Contributions are welcome! Here are several ways you can contribute:

Contributing Guidelines
  1. Fork the Repository: Start by forking the project repository to your github account.
  2. Clone Locally: Clone the forked repository to your local machine using a git client.
    git clone https://github.com/FerrariDG/async-ml-inference
  3. Create a New Branch: Always work on a new branch, giving it a descriptive name.
    git checkout -b new-feature-x
  4. Make Your Changes: Develop and test your changes locally.
  5. Commit Your Changes: Commit with a clear message describing your updates.
    git commit -m 'Implemented new feature x.'
  6. Push to github: Push the changes to your forked repository.
    git push origin new-feature-x
  7. Submit a Pull Request: Create a PR against the original project repository.
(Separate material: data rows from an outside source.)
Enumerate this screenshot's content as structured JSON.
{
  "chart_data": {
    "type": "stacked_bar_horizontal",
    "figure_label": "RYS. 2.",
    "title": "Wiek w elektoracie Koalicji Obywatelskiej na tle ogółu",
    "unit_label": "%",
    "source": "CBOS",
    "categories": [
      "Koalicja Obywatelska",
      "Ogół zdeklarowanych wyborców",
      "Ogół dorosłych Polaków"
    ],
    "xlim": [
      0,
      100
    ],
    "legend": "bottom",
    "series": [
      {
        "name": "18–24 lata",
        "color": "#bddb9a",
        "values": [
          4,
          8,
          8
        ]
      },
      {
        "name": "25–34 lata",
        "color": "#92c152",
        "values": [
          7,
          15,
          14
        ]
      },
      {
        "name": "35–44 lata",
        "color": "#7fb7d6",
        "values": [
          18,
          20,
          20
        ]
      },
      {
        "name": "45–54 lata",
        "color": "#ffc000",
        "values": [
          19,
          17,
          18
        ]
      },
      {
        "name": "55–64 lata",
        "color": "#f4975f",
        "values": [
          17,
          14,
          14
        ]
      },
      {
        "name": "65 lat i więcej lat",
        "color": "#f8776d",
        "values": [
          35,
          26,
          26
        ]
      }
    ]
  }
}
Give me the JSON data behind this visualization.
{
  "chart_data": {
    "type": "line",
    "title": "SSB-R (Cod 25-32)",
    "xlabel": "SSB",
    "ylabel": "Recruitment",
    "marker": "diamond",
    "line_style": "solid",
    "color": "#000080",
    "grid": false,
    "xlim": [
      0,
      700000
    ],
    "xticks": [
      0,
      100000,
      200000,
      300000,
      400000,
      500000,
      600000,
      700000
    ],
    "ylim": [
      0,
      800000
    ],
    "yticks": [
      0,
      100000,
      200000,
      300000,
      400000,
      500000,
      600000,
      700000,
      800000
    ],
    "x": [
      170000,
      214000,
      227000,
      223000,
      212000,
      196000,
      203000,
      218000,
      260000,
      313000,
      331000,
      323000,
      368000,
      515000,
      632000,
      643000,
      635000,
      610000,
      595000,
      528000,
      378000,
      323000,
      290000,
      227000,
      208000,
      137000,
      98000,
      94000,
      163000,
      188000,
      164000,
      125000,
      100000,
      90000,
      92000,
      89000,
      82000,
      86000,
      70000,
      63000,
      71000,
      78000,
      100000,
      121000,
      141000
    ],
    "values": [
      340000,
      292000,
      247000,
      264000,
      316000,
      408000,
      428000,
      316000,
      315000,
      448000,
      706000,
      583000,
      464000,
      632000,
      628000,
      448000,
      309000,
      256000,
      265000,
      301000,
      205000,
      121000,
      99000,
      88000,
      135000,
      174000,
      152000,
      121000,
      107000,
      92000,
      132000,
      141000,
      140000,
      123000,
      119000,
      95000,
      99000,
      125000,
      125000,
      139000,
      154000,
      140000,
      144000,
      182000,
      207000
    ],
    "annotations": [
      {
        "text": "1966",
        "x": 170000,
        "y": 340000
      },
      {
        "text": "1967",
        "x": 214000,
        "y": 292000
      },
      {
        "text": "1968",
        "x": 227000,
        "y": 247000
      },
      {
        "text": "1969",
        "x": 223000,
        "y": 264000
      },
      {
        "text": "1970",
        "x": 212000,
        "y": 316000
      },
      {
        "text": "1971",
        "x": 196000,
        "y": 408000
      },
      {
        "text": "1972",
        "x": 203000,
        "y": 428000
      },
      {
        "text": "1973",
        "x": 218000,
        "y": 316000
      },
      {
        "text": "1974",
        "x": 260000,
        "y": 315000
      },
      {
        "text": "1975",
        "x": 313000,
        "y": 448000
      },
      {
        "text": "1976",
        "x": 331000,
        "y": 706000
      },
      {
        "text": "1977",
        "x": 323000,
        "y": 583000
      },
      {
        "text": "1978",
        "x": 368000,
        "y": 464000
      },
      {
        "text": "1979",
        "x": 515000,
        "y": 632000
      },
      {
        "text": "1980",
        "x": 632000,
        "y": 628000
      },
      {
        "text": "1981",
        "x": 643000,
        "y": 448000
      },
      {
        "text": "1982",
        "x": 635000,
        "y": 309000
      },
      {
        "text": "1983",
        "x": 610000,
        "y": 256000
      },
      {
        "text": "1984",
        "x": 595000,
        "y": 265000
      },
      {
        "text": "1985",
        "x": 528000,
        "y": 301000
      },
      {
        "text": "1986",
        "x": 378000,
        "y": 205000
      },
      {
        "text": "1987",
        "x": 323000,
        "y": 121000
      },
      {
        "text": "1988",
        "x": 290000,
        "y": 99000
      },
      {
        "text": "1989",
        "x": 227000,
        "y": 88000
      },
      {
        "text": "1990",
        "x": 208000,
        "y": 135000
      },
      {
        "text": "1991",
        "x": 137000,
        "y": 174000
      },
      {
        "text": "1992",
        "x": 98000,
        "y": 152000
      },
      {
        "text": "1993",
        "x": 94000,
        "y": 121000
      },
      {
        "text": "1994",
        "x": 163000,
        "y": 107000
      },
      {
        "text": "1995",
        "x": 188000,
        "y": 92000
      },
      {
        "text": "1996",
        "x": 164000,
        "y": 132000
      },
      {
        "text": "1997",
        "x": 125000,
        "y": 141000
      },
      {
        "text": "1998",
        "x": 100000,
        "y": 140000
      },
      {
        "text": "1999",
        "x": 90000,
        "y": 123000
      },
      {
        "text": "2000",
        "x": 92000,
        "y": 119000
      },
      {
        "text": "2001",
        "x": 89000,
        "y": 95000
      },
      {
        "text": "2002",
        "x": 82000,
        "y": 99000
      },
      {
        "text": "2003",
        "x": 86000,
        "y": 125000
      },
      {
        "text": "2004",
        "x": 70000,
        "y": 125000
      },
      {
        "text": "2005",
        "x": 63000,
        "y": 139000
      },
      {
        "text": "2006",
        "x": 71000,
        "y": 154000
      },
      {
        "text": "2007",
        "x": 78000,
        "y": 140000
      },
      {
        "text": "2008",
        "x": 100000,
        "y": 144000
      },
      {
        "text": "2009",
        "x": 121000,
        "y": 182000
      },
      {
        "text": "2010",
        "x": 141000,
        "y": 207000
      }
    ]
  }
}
Clearly describe the changes and their motivations.
  8. Review: Once your PR is reviewed and approved, it will be merged into the main branch. Congratulations on your contribution!
Contributor Graph


License

This project is protected under the SELECT-A-LICENSE License. For more details, refer to the LICENSE file.


Acknowledgments

  • List any resources, contributors, inspiration, etc. here.